Będziemy inwestować wszędzie tam, gdzie będziemy musieli utrzymać produkcję z węgla w dłuższej perspektywie czasu. Mamy chociażby bloki węglowe i na węgiel brunatny i kamienny, które będą wymagały w tej chwili modernizacji, żeby móc utrzymać produkcję energii w dłuższym okresie – powiedział Jacek Sasin.
W ubiegłym tygodniu minister klimatu i środowiska (MKiŚ) Anna Moskwa mówiła, że PEP zaakceptował Komitet Ekonomiczny Rady Ministrów i zapowiadała wówczas, że rząd zajmie się nim na najbliższym posiedzeniu.
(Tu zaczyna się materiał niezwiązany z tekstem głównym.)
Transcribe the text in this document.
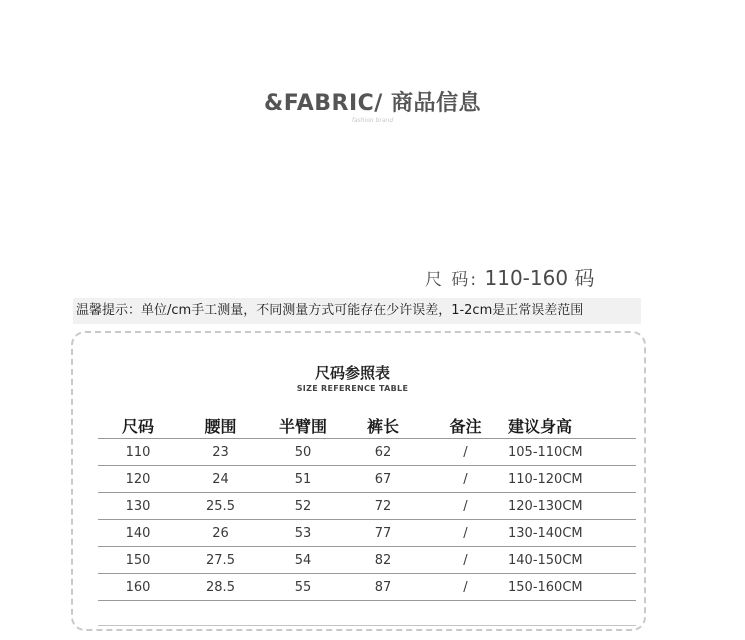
&FABRIC/ 商品信息
fashion brand
尺 码: 110-160 码
温馨提示：单位/cm手工测量，不同测量方式可能存在少许误差，1-2cm是正常误差范围
尺码参照表
SIZE REFERENCE TABLE
尺码	腰围	半臂围	裤长	备注	建议身高
110	23	50	62	/	105-110CM
120	24	51	67	/	110-120CM
130	25.5	52	72	/	120-130CM
140	26	53	77	/	130-140CM
150	27.5	54	82	/	140-150CM
160	28.5	55	87	/	150-160CM
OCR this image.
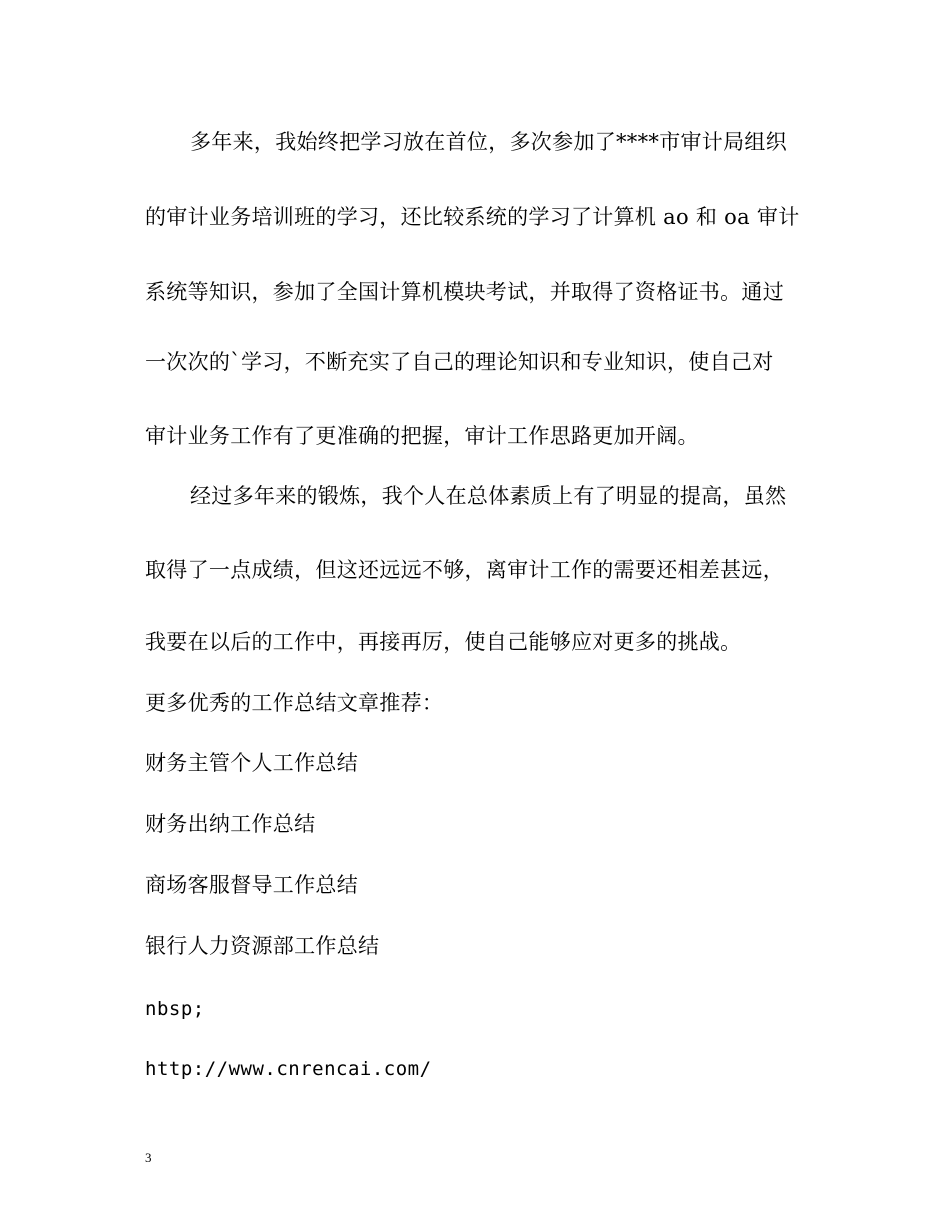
多年来，我始终把学习放在首位，多次参加了****市审计局组织
的审计业务培训班的学习，还比较系统的学习了计算机 ao 和 oa 审计
系统等知识，参加了全国计算机模块考试，并取得了资格证书。通过
一次次的`学习，不断充实了自己的理论知识和专业知识，使自己对
审计业务工作有了更准确的把握，审计工作思路更加开阔。
经过多年来的锻炼，我个人在总体素质上有了明显的提高，虽然
取得了一点成绩，但这还远远不够，离审计工作的需要还相差甚远，
我要在以后的工作中，再接再厉，使自己能够应对更多的挑战。
更多优秀的工作总结文章推荐：
财务主管个人工作总结
财务出纳工作总结
商场客服督导工作总结
银行人力资源部工作总结
nbsp;
http://www.cnrencai.com/
3
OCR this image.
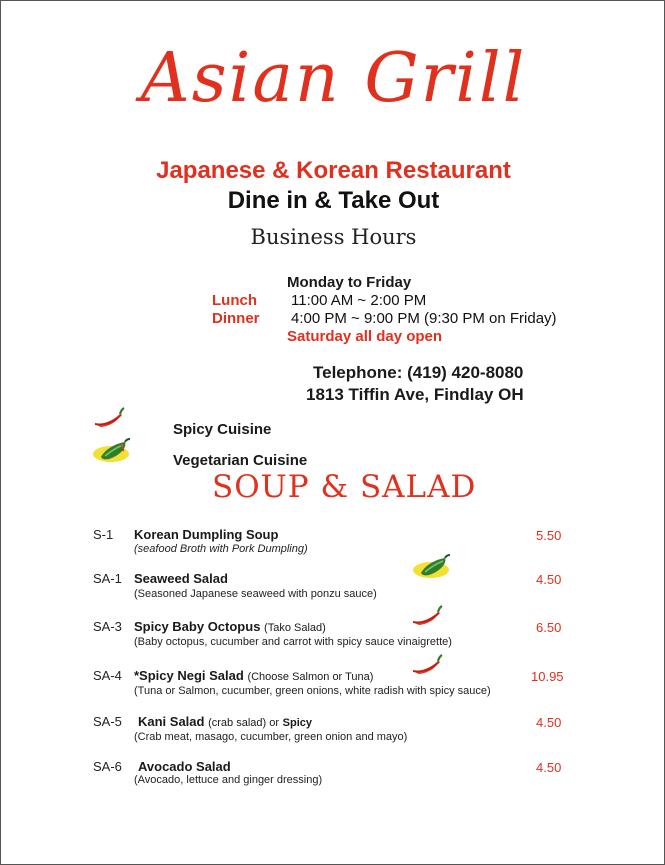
Asian Grill
Japanese & Korean Restaurant
Dine in & Take Out
Business Hours
Monday to Friday
Lunch 11:00 AM ~ 2:00 PM
Dinner 4:00 PM ~ 9:00 PM (9:30 PM on Friday)
Saturday all day open
Telephone: (419) 420-8080
1813 Tiffin Ave, Findlay OH
Spicy Cuisine
Vegetarian Cuisine
SOUP & SALAD
S-1 Korean Dumpling Soup
(seafood Broth with Pork Dumpling)
5.50
SA-1 Seaweed Salad
(Seasoned Japanese seaweed with ponzu sauce)
4.50
SA-3 Spicy Baby Octopus (Tako Salad)
(Baby octopus, cucumber and carrot with spicy sauce vinaigrette)
6.50
SA-4 *Spicy Negi Salad (Choose Salmon or Tuna)
(Tuna or Salmon, cucumber, green onions, white radish with spicy sauce)
10.95
SA-5 Kani Salad (crab salad) or Spicy
(Crab meat, masago, cucumber, green onion and mayo)
4.50
SA-6 Avocado Salad
(Avocado, lettuce and ginger dressing)
4.50
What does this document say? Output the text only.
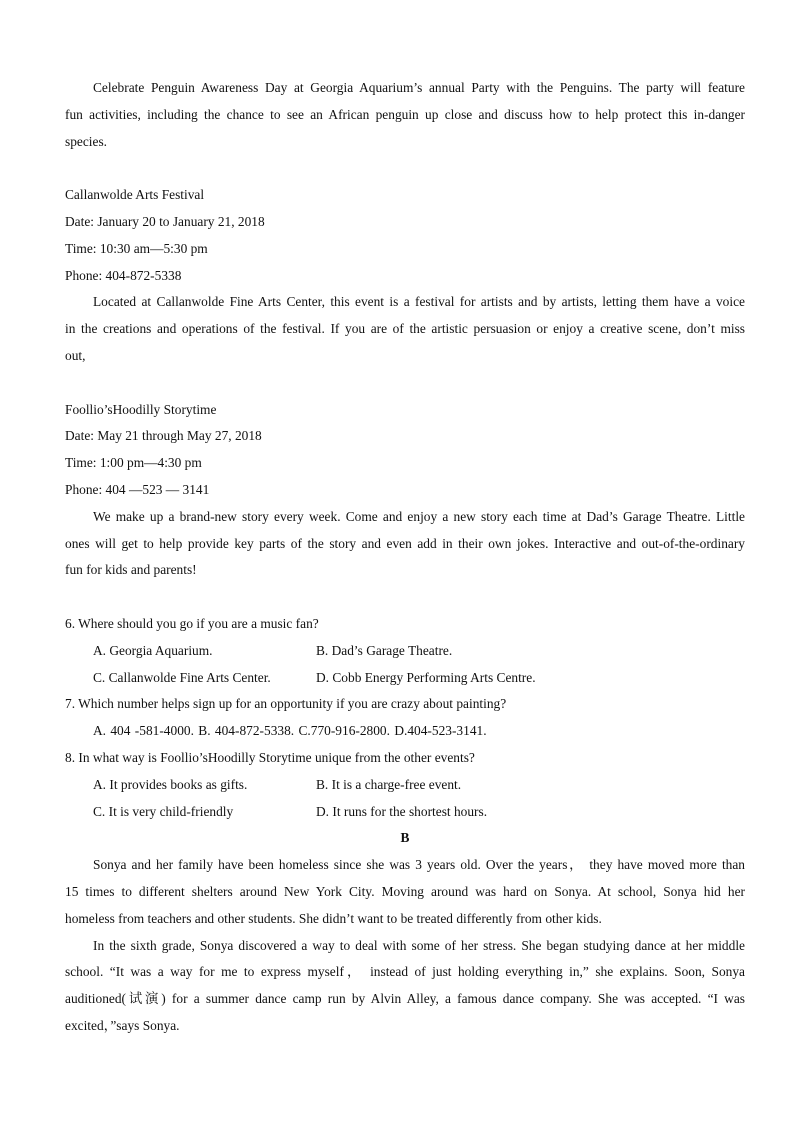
Celebrate Penguin Awareness Day at Georgia Aquarium’s annual Party with the Penguins. The party will feature

fun activities, including the chance to see an African penguin up close and discuss how to help protect this in-danger

species.

Callanwolde Arts Festival

Date: January 20 to January 21, 2018

Time: 10:30 am—5:30 pm

Phone: 404-872-5338

Located at Callanwolde Fine Arts Center, this event is a festival for artists and by artists, letting them have a voice

in the creations and operations of the festival. If you are of the artistic persuasion or enjoy a creative scene, don’t miss

out,

Foollio’sHoodilly Storytime

Date: May 21 through May 27, 2018

Time: 1:00 pm—4:30 pm

Phone: 404 —523 — 3141

We make up a brand-new story every week. Come and enjoy a new story each time at Dad’s Garage Theatre. Little

ones will get to help provide key parts of the story and even add in their own jokes. Interactive and out-of-the-ordinary

fun for kids and parents!

6. Where should you go if you are a music fan?

A. Georgia Aquarium.	B. Dad’s Garage Theatre.
C. Callanwolde Fine Arts Center.	D. Cobb Energy Performing Arts Centre.

7. Which number helps sign up for an opportunity if you are crazy about painting?

A. 404 -581-4000. B. 404-872-5338. C.770-916-2800. D.404-523-3141.

8. In what way is Foollio’sHoodilly Storytime unique from the other events?

A. It provides books as gifts.	B. It is a charge-free event.
C. It is very child-friendly	D. It runs for the shortest hours.

B

Sonya and her family have been homeless since she was 3 years old. Over the years， they have moved more than

15 times to different shelters around New York City. Moving around was hard on Sonya. At school, Sonya hid her

homeless from teachers and other students. She didn’t want to be treated differently from other kids.

In the sixth grade, Sonya discovered a way to deal with some of her stress. She began studying dance at her middle

school. “It was a way for me to express myself， instead of just holding everything in,” she explains. Soon, Sonya

auditioned(试演) for a summer dance camp run by Alvin Alley, a famous dance company. She was accepted. “I was

excited，”says Sonya.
We wtorek wicepremier Sasin pytany był też o Narodową Agencję Bezpieczeństwa Energetycznego (NABE).
Za chwilę będzie. To jest bardzo długi proces. Planowaliśmy, że ten proces zakończy się z końcem roku poprzedniego. On się rzeczywiście nieco wydłużył, z tego względu, że musieliśmy tą całą inżynierię finansową przede wszystkim opanować - tłumaczył.
Zapewnił, że „przełom marca i kwietnia to jest ten okres, ten moment, kiedy agencja wystartuje”.
W grudniu 2022 r. Minister Aktywów Państwowych, przedstawiciele spółek energetycznych i związków zawodowych podpisali Umowę Społeczną, towarzyszącą tworzeniu Narodowej Agencji Bezpieczeństwa Energetycznego. NABE, zgodnie z rządowym harmonogramem ma powstać do 31 marca 2023 r. na bazie spółki PGE Górnictwo i Energetyka Konwencjonalna. Do NABE trafią węglowe aktywa PGE, Enei, Taurona i Energi z Grupy Orlen.
Jacek Sasin był także we wtorek pytany o tzw. unijną opłatę solidarnościową w sprawie nadmiarowych zysków.
Nie mamy innego wyjścia. To są dyrektywy unijne. Polska jest w tej chwili ostatnim krajem, który tych całościowych rozwiązań nie wprowadziła, bo częściowo wprowadziliśmy chociażby w zakresie spółek energetycznych - powiedział Jacek Sasin.
Chodzi o rozporządzenie Rady (UE) z października 2022 r. w sprawie interwencji w sytuacji nadzwyczajnej w celu rozwiązania problemu wysokich cen energii.
Dopytywany, kiedy Polska wprowadzi unijną opłatę solidarnościową, odparł: Pracujemy nad tym. Ministerstwo Klimatu i Środowiska jest ministerstwem wiodącym. My oczywiście współpracujemy. Chcemy ten podatek w ten sposób skroić, żeby on też nie uniemożliwiał rozwoju spółek paliwowych chociażby Orlenu.
W ubiegłym tygodniu minister finansów Magdalena Rzeczkowska przekazała, że trwają prace nad zakresem i sposobem wdrożenia unijnego rozwiązania dotyczącego tzw. opłaty solidarnościowej od nadmiarowych zysków w obszarze polityki energetycznej.
Na początku marca Ministerstwo Klimatu i Środowiska przekazało, że toczą się prace międzyresortowe nad tym zagadnieniem i MKiŚ bierze w nich czynny udział.